Por Laja Zylberman
“Renda-se como eu me rendi, mergulhe no que você não conhece, como eu mergulhei. Não se preocupe em entender, viver ultrapassa qualquer entendimento.”
— Clarice Lispector
Clarice Lispector é, sem dúvida, uma das mais importantes escritoras brasileiras do século XX. Como uma figura feminina na literatura, para mim, ela se iguala a Virginia Woolf. Nascida na Ucrânia, veio para o Brasil com menos de um ano de idade. Clarice fazia parte de uma família judaica que foi perseguida durante os progroms, um período de terrível violência que resultou no estupro de sua mãe, levando a família a fugir para o Brasil.
Clarice escrevia de um modo tão profundo e apaixonante que, ao ler seus textos, sentimos uma dor no coração. Sua voz íntima transfere da nossa alma para o fluxo da consciência, fazendo-nos refletir sobre questionamentos desconfortáveis e desafiadores. Escrever sobre Clarice é um desafio, pois o verbo correto é “sentir”. Sua obra nos convida a viver um pensamento, a mergulhar na introspecção.
Fatos e pormenores, dizia Clarice, a aborreciam. Ela tentava apagá-los, mas poucas pessoas se expuseram tanto quanto ela através de suas obras — romances, contos, cartas, poesias e textos jornalísticos —, sempre colocando suas verdades interiores e intimistas como prioridades.
Clarice era uma mulher extremamente bonita, exótica e misteriosa, com maçãs do rosto salientes e olhos pequenos. Sempre bem vestida, tinha um gosto particular por joias. Adorava perambular pelas ruas e observar as vitrines faiscantes das lojas de joias. Quando podia, comprava-as e as usava com muita elegância. Era uma verdadeira esteta.
Ela dizia: “Liberdade é pouco.”
Clarice faleceu um dia antes de completar 57 anos, um acontecimento muito triste. Ela escreveu uma prece, que, embora longa, merece ser destacada. Vou reduzi-la aqui, mas quem desejar lê-la na íntegra pode encontrá-la no livro Uma Aprendizagem ou O Livro dos Prazeres, na página 56:
“Alivia a minha alma, faze que eu sinta que a tua mão está dada à minha.
Faze que eu sinta que a morte não existe, pois na verdade estamos na eternidade.
Faze que eu sinta que amar é não morrer, que a entrega de si mesma não significa a morte.
Faze com que eu sinta uma alegria modesta e diária.
Faze que eu não te indague demais, porque a resposta seria tão misteriosa quanto a pergunta.
Faze com que eu receba o mundo sem receio, pois para esse mundo incompreensível eu fui criada, eu mesma também incompreensível. Então é que há uma conexão entre esse mistério do mundo e o nosso, mas essa conexão não é clara para nós, enquanto quisermos entendê-la.
Abençoa-me para que viva com alegria o pão que como, o sono que durmo.
Faze com que eu tenha caridade por mim mesma, pois não poderei sentir que Deus me amou.
Faze com que eu perca o pudor de desejar que, na hora da minha morte, haja uma mão humana para apertar a minha.
Amém.”
Hoje, consegui um depoimento exclusivo para a VOZ do neto de Clarice, Bruno Valente, que compartilhou um pouco do que significa ser neto de uma das maiores escritoras de todos os tempos.

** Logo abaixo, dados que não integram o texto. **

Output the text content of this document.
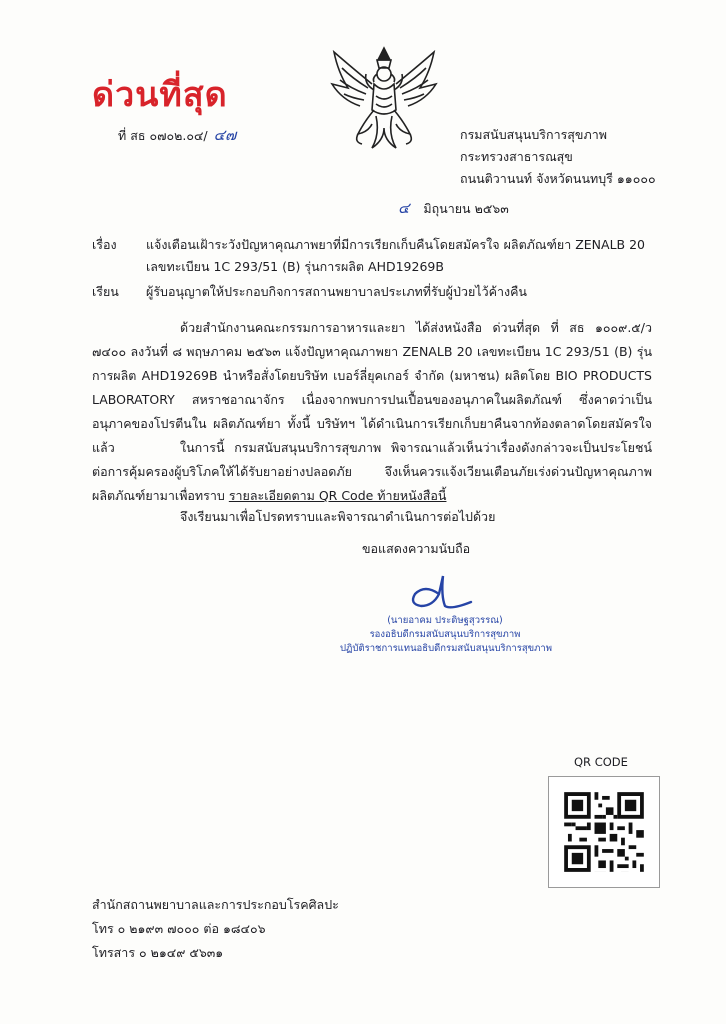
ด่วนที่สุด
ที่ สธ ๐๗๐๒.๐๔/ ๔๗	กรมสนับสนุนบริการสุขภาพ
กระทรวงสาธารณสุข
ถนนติวานนท์ จังหวัดนนทบุรี ๑๑๐๐๐
๔ มิถุนายน ๒๕๖๓
เรื่อง แจ้งเตือนเฝ้าระวังปัญหาคุณภาพยาที่มีการเรียกเก็บคืนโดยสมัครใจ ผลิตภัณฑ์ยา ZENALB 20
เลขทะเบียน 1C 293/51 (B) รุ่นการผลิต AHD19269B
เรียน ผู้รับอนุญาตให้ประกอบกิจการสถานพยาบาลประเภทที่รับผู้ป่วยไว้ค้างคืน
ด้วยสำนักงานคณะกรรมการอาหารและยา ได้ส่งหนังสือ ด่วนที่สุด ที่ สธ ๑๐๐๙.๕/ว ๗๔๐๐ ลงวันที่ ๘ พฤษภาคม ๒๕๖๓ แจ้งปัญหาคุณภาพยา ZENALB 20 เลขทะเบียน 1C 293/51 (B) รุ่นการผลิต AHD19269B นำหรือสั่งโดยบริษัท เบอร์ลี่ยุคเกอร์ จำกัด (มหาชน) ผลิตโดย BIO PRODUCTS LABORATORY สหราชอาณาจักร เนื่องจากพบการปนเปื้อนของอนุภาคในผลิตภัณฑ์ ซึ่งคาดว่าเป็นอนุภาคของโปรตีนใน ผลิตภัณฑ์ยา ทั้งนี้ บริษัทฯ ได้ดำเนินการเรียกเก็บยาคืนจากท้องตลาดโดยสมัครใจแล้ว	ในการนี้ กรมสนับสนุนบริการสุขภาพ พิจารณาแล้วเห็นว่าเรื่องดังกล่าวจะเป็นประโยชน์ ต่อการคุ้มครองผู้บริโภคให้ได้รับยาอย่างปลอดภัย จึงเห็นควรแจ้งเวียนเตือนภัยเร่งด่วนปัญหาคุณภาพ ผลิตภัณฑ์ยามาเพื่อทราบ รายละเอียดตาม QR Code ท้ายหนังสือนี้
จึงเรียนมาเพื่อโปรดทราบและพิจารณาดำเนินการต่อไปด้วย
ขอแสดงความนับถือ
(นายอาคม ประดิษฐสุวรรณ)
รองอธิบดีกรมสนับสนุนบริการสุขภาพ
ปฏิบัติราชการแทนอธิบดีกรมสนับสนุนบริการสุขภาพ
QR CODE
สำนักสถานพยาบาลและการประกอบโรคศิลปะ
โทร ๐ ๒๑๙๓ ๗๐๐๐ ต่อ ๑๘๔๐๖
โทรสาร ๐ ๒๑๔๙ ๕๖๓๑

Rio de Janeiro, 16 de julho de 2024
“Ser neto de Clarice sempre foi misterioso… Apesar de não ter conhecido minha avó pessoalmente, apenas através das memórias de família e de seu legado, ela deixou registrado de maneira bem clariceana o desejo de ser lembrada por nós. Quando meus pais ainda não falavam em ter filhos, ela escreveu uma dedicatória para os netos que ainda não existiam no primeiro exemplar de A Mulher que Matou os Peixes, em 1968. Também escreveu um texto para a família, dizendo que, quando morresse, voltaria na forma de uma esperança literal, o inseto verde, que de fato nos visitou em muitos momentos familiares inusitados. Uma vez, meu pai foi para o hospital e adivinhe quem estava na porta do quarto esperando? Ela mesma.
Então, ser neto de uma grande escritora continua sendo um grande mistério…”
Clarice Lispector permanece uma estrela brilhante na literatura, cuja luz transcende o tempo e continua a iluminar nossas vidas com suas palavras profundas e instigantes.